The Kahneman is a detailed study of how people make decisions, how, in fact, the brain and mind process information and come to conclusions. While this may sound like a dry tome, it is anything but, as he uses illustrations from his own life as a researcher and tells the story in a lively style.
I have come to the conclusion that one should read at least one Heat Moon book just for the sheer elegance of his sentences. More, his has a gift for evoking place and mood. Blue Highways is his first book, a chronicle of a circumnavigation of America by way of the “blue roads on the maps”, the lesser used state roads.

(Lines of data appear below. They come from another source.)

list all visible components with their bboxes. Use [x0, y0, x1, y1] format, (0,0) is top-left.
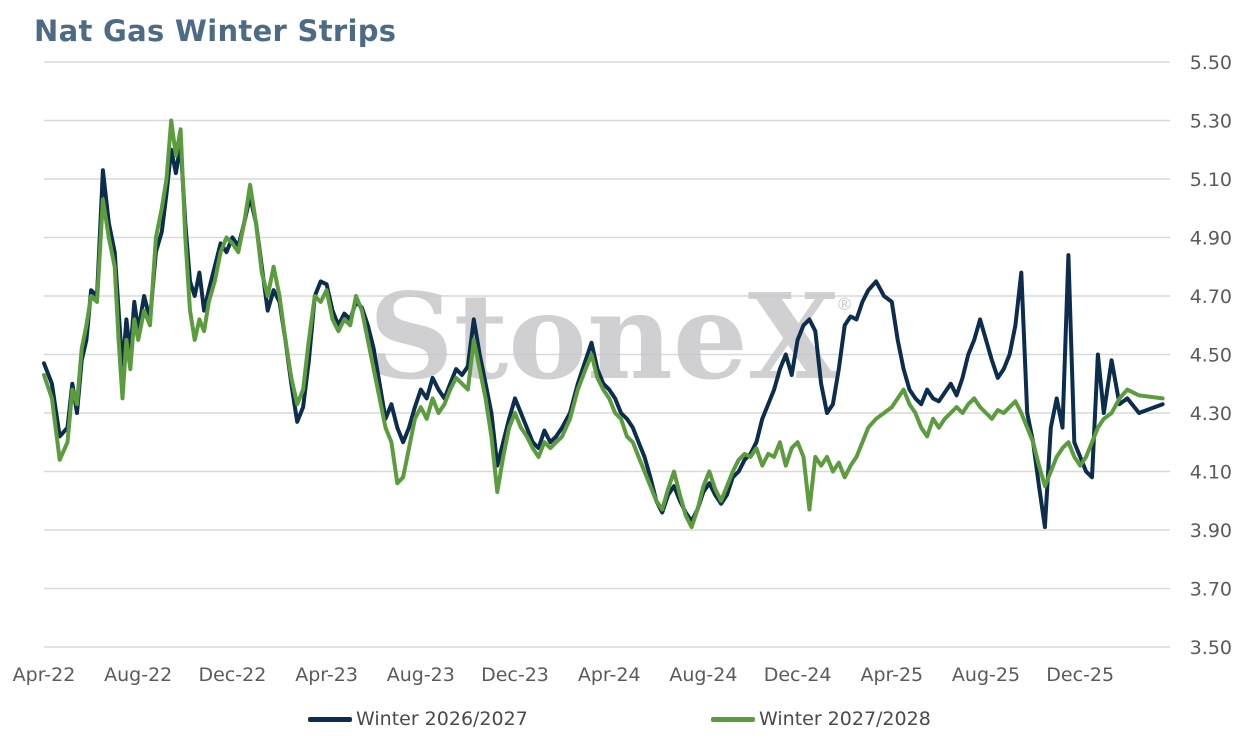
x-tick-label: Dec-25 [1046, 664, 1114, 686]
y-tick-label: 5.50 [1190, 52, 1232, 74]
x-tick-label: Dec-24 [764, 664, 832, 686]
legend-label: Winter 2027/2028 [759, 708, 931, 730]
legend-swatch [711, 716, 755, 722]
x-tick-label: Apr-24 [578, 664, 641, 686]
legend-item-1: Winter 2027/2028 [711, 708, 931, 730]
series-lines [42, 118, 1165, 530]
x-axis-ticks: Apr-22 Aug-22 Dec-22 Apr-23 Aug-23 Dec-23 Apr-… [13, 664, 1114, 686]
y-tick-label: 5.10 [1190, 169, 1232, 191]
y-tick-label: 3.90 [1190, 520, 1232, 542]
chart-title: Nat Gas Winter Strips [34, 14, 397, 48]
y-tick-label: 3.70 [1190, 579, 1232, 601]
x-tick-label: Apr-25 [860, 664, 923, 686]
x-tick-label: Aug-24 [669, 664, 737, 686]
watermark-registered-mark: ® [836, 295, 853, 315]
x-tick-label: Aug-25 [952, 664, 1020, 686]
y-tick-label: 4.70 [1190, 286, 1232, 308]
x-tick-label: Apr-23 [295, 664, 358, 686]
gridlines [44, 61, 1170, 648]
y-tick-label: 4.10 [1190, 462, 1232, 484]
y-tick-label: 4.50 [1190, 345, 1232, 367]
series-line-1 [42, 118, 1165, 530]
x-tick-label: Dec-23 [481, 664, 549, 686]
legend-swatch [308, 716, 352, 722]
legend-item-0: Winter 2026/2027 [308, 708, 528, 730]
y-tick-label: 5.30 [1190, 111, 1232, 133]
watermark: StoneX ® [369, 267, 853, 406]
y-tick-label: 4.30 [1190, 403, 1232, 425]
x-tick-label: Apr-22 [13, 664, 76, 686]
x-tick-label: Aug-23 [387, 664, 455, 686]
legend-label: Winter 2026/2027 [356, 708, 528, 730]
x-tick-label: Aug-22 [104, 664, 172, 686]
y-tick-label: 3.50 [1190, 637, 1232, 659]
y-tick-label: 4.90 [1190, 228, 1232, 250]
x-tick-label: Dec-22 [198, 664, 266, 686]
y-axis-ticks: 5.50 5.30 5.10 4.90 4.70 4.50 4.30 4.10 3.90 3.70… [1190, 52, 1232, 659]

In this instance, it is also an evocation of time—the late 70s—before America began to change with the Reagan “revolution.”
Which segues nicely into the Haines Johnson book. Johnson chronicles the actual workings of the Reagan Administration and the cultural context and tears away the curtain to reveal the man at the levers. Reagan’s reputation as a “great” president is one of the best pieces of spin control we have ever seen and this books shows why. It is easy to point to Reagan’s presidency as the time when everything started to go sideways for so much of what America wished to be and become, but it can be tricky making the argument among certain people who venerate the man—a veneration born of image rather than substance—and having a source of details is very useful.
The Ciararu is a delightful history of famous pseudonyms. Mark Twain, George Sand, George Eliot, Simenon (a lot of Georges!) and others. Concise biographies open the door on the how and why of these authors and their pen names. Fun.
I also read Ellen Chesler’s admirable biography of Margaret Sanger, Woman of Valor, which also chronicles the history of the birth control movement in America and the contiguous struggle for equality of women. Historical amnesia can have serious consequences, especially in a time when gains made decades ago are now in danger of being lost because so many people simply don’t know what it was like and what it took to achieve what now can be taken for granted. This a good place to start to find the social and political grounding of some of our current absurd culture wars.
These were the significant nonfiction books I read this past year. I’ll do the fiction in a separate post.
I wholehearted recommend everything I discussed here—in case there was any doubt.